Sherlock nodded, reminded once more of why he loved John Watson the way he did. It had nothing to do with magic and everything to do with who John was. The man had almost nothing in the way of savings, but he'd spend them all gladly on a homeless woman who'd sung for him. He'd do it for her, but also for Sherlock, who had formed a connection with her of sorts.
"I thought you might," Lestrade nodded, "The morgue has your contact details. They'll probably give you a call tomorrow."
"Right," John got up and started clearing away the food containers, Lestrade rising automatically to help.
"Have either of you had any luck tracking the next move of our targets?" Lestrade asked as he put the used cutlery in the sink.

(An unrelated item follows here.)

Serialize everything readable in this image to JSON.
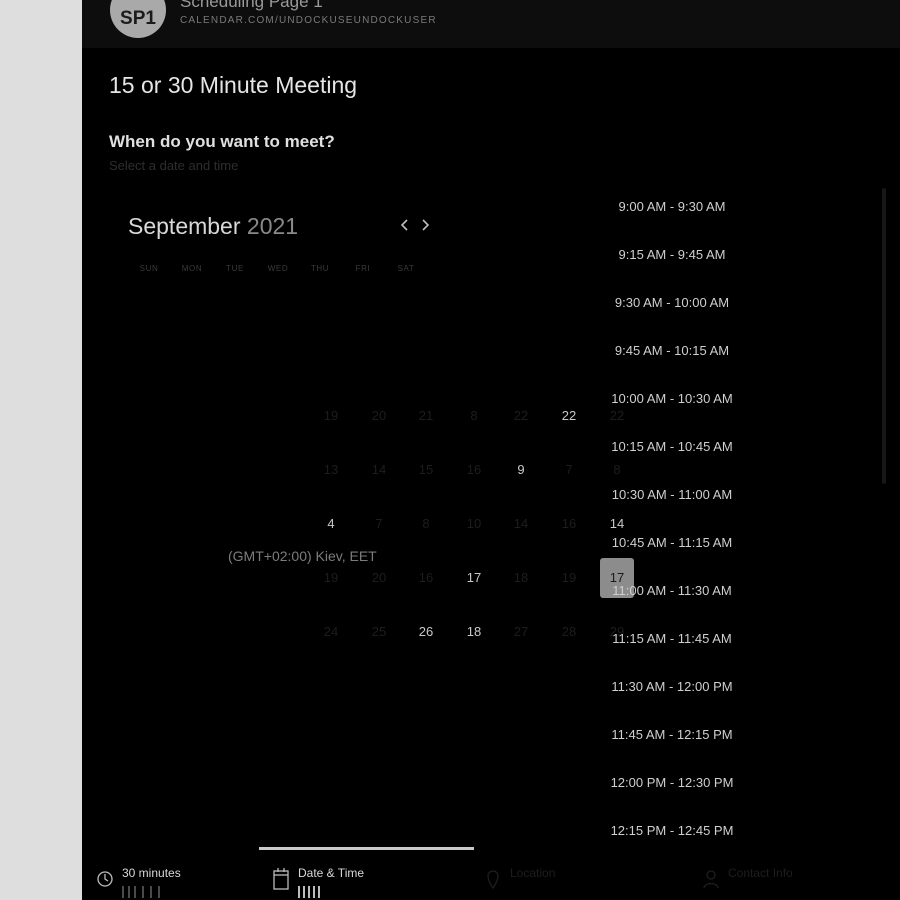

"I haven't," Sherlock didn't like to admit it, but knew there was no point in pretending to more knowledge than he had, "They're not leaving the right sort of traces for me to work on."
Lestrade nodded heavily, looking sympathetic, "Our lab isn't coming up with much either. We'll be able to nail them to the scene once we have them in custody, but we don't have anything that will lead back to them now. All we've really got to go on are some random hair and fibre samples that are either too generic to pin down or individual to be of use without something to compare them to. These kids aren't in the system already – or at least their DNA isn't – which makes proving a case to get a warrant virtually impossible."
"Which means we need to catch them in the act," Sherlock sighed, "It's the only way you'll be able to prosecute."
"You don't usually care about that side of things," Lestrade's suspicion was palpable, "What's with the change of heart?"
"I'm shortly going to be planning a funeral for someone who never did anyone any harm because of these two," Sherlock snapped, "And people say I'm an insensitive monster!"
"Bloody hell!" John yelped, leaping up from where he was sitting in front of the laptop once more, "That's it! Lestrade, I know where they are! They're going to be summoning the demon tonight!"
"What?" Lestrade looked as stunned as Sherlock felt, though the thin sleuth didn't waste time gawping, heading for their coats instead, "I thought we had a couple more days."
"No, no, no, they've been building up to tonight – we're in the first day of the full moon tonight – how could I be so blind!" John ran to the coat that Sherlock was holding out to him, Lestrade following in his wake, spluttering questions that no one was listening to.
"Game on!" Sherlock called to Mrs Hudson as all three of them ran past her, slamming the front door on her fond tutt of disapproval.